Cehennemden çıktı, şimdi yara sarıyor

Kadın Haberleri —

Newal El-Micwel

Newal El-Micwel

  • Newal El-Micwel, kadınların Kizwan Dağı’nda 2 yıl boyunca DAİŞ zulmü altında, sağlık hakkı elinden alındığı için acı çektiğini gördü. Şu anda Xera beldesindeki Sağlık Merkezi'nde çalışarak, kadınların yaralarını sarıyor.

Newal El-Micwel, Hesekê’ye bağlı Kizwan Dağı'nın batısında yer alan Cafer köyünden. DAİŞ’in Kizwan Dağı’nı kontrol ettiği 2014-2015 yıllarında, kendisi ve diğer kadınların hayatlarının nasıl cehenneme çevrildiğinin tanığı. O dönem yaşadıklarını 'trajik' olarak tanımlıyor.
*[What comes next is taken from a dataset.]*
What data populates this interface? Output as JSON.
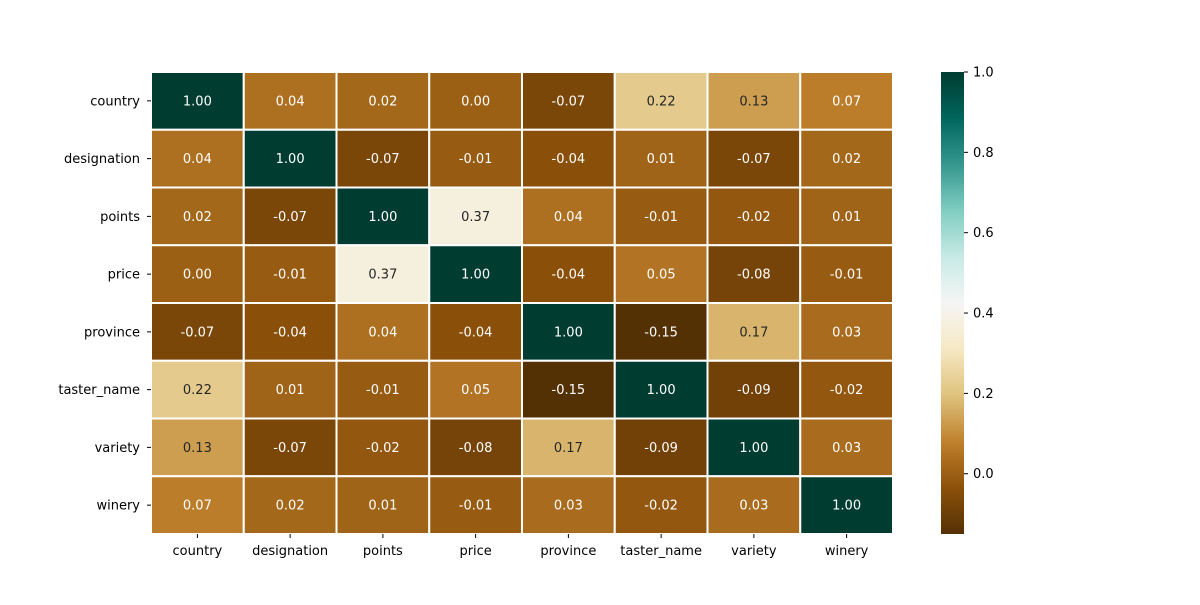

“Evlerimiz, köylerimiz kadınlar için hapishane gibiydi” diyen Newal El-Micwel, şu anda Xera beldesindeki Sağlık Merkezi'nde çalışıyor. Kadınların yaralarını iyileştirmek ve yeni acıların önüne geçmek için 2020’de açılan merkezde yer aldı. Çünkü; DAİŞ’in hastane ve kliniklerde doğum yapmasına izin vermediğinden dolayı hayatını kaybeden kadınların yaşadığı acıları gördü.

Nefes alamıyorduk

Newal El-Micwel, zulüm altındaki 2 yılını Jinha’dan Sorgul Şêxo’ya şöyle anlattı: “Özgürlüğüm kısıtlanmıştı ve ekonomik olarak engellenmiştim. Şiddet ve saldırılardan en çok kadınlar etkilendi. Evden dışarı çıkmak, pazara, okula gitmek yasaktı, rahat nefes alamıyorduk. En çok da sağlık hizmetlerine erişim hakkından mahrum bırakıldık. Kadınlar, evde doğum yapmak zorunda kalıyorlardı. Örneğin; bir kadın doğum sancıları çekiyordu ama çetelerin kontrol noktaları kadının Til Temir’de hastaneye gitmesine izin vermiyordu. İki gün acı çeken anne kan kaybından hayatını kaybetti.

Korkmadan şarkı söylemek istiyorduk

Yaydıkları korkudan dolayı böyle bir durumdaydık. Çeteleri ne zaman ve nerede görseydik, elimizde ne varsa bırakıp içeri kaçıyorduk. Bir gün eşim evin önünden geçerken çetenin arabası mayına çarpıp patladı. Onu suçladılar, öldürmeye çalıştılar ama ben tavır alıp siyah çarşafımı attım, saçlarımı çıkarttım. Onlara göre kadınların saçı ve yüzü görünmesi günahtı. Eşimi alıp götürdüler fakat sessiz kalmadım. Bu nedenle suçunu azalttılar ve öldürmediler. Kadınlar nasıl bir baskının altında yaşıyordu bir düşünün. Korkmadan, yürekten, yüksek sesle gülmek, şarkı söylemek, ses çıkarmak kadınların özlemiydi.”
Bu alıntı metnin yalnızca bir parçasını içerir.